Boom-era property player Bernard McNamara’s multi-million euro pension pot is protected from his creditors following an EU court ruling.
The British high court declared Mr McNamara bankrupt in 2012 on his own application.
He was one of many Irish developers who opted to bankrupt themselves in the UK, where the bankruptcy period was one year, rather than in the Republic, where it was 12 years at the time.
The Court of Justice of the European Union has ruled that creditors cannot get access to an insurance policy that was part of his Irish-registered pension.
The policy was worth €8.4 million according to some estimates, although Mr McNamara disputed this.
British courts referred the issue to Europe before the UK left the EU on December 31st last year.

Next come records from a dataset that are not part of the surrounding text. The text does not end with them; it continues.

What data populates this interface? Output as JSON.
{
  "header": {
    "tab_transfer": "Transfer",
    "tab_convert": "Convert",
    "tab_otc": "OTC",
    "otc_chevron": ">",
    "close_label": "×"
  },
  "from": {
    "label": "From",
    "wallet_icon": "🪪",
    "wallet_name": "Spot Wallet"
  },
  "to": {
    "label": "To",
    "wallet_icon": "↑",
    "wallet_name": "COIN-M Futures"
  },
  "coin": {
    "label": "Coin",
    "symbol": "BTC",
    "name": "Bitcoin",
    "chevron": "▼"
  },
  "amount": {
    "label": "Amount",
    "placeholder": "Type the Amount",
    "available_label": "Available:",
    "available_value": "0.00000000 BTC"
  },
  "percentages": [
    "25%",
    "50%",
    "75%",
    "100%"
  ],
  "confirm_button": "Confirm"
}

The British court asked EU judges to clarify whether or not Mr McNamara’s pension scheme benefitted from a rule in British law that protected pension schemes from creditors in bankruptcy cases, even though he had registered the plan in the Republic.

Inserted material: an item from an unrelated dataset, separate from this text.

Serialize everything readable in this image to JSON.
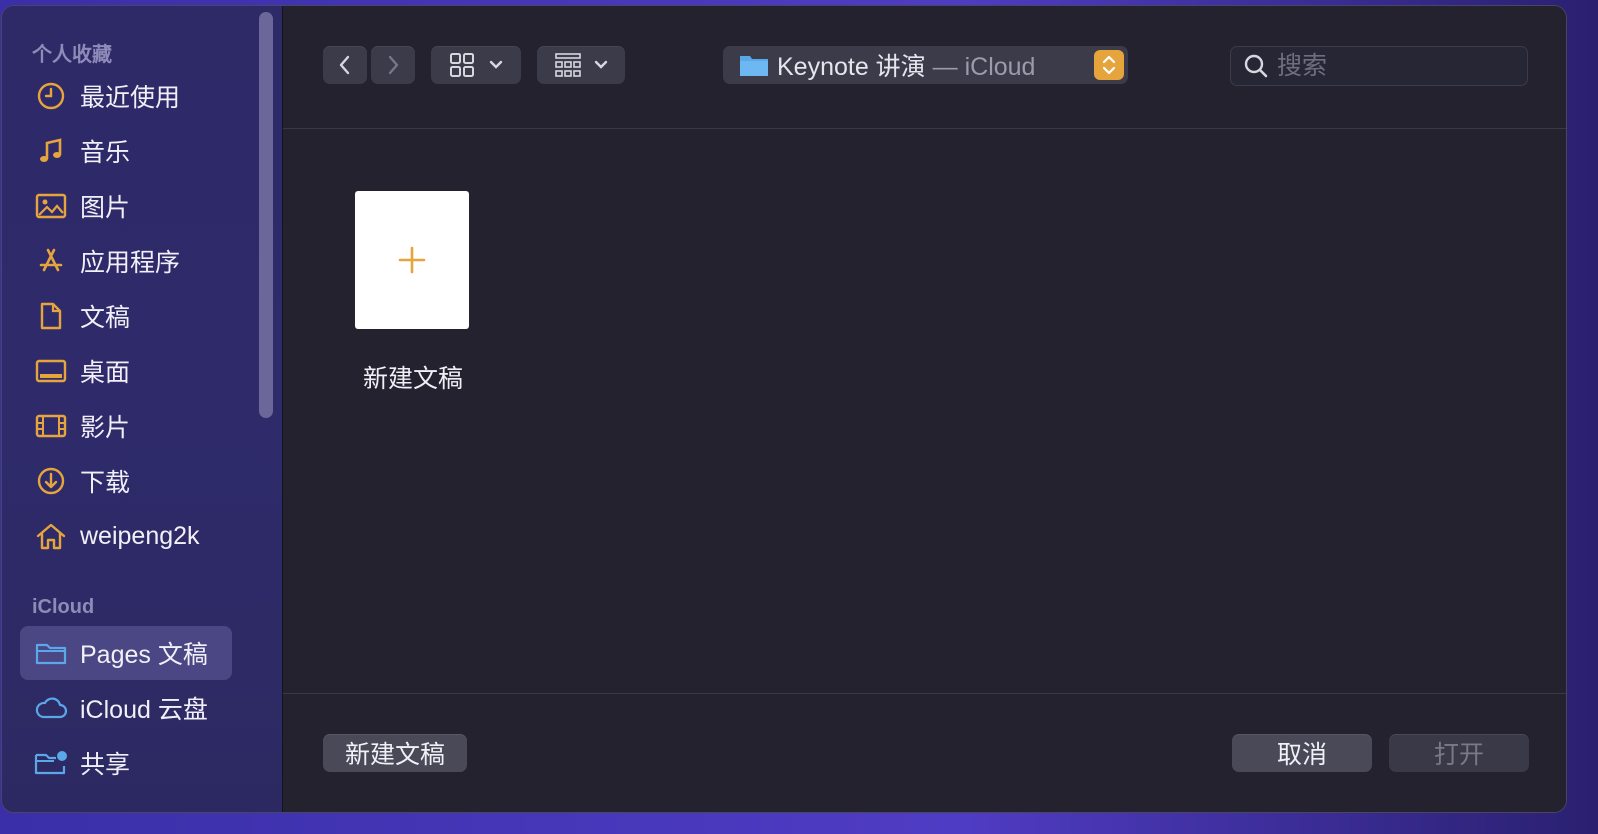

Trustees responsible for overseeing Mr McNamara’s bankruptcy claimed that the insurance policy should be vested in them for the benefit of the bankrupt estate, meaning proceeds could ultimately be distributed to creditors.
The EU Court of Justice ruled that requiring Mr McNamara to register his penion in the UK, in order to benefit from the protection under that jurisdiction’s bankruptcy law, would limit the developer’s right under European law, to establish his own business in any member state.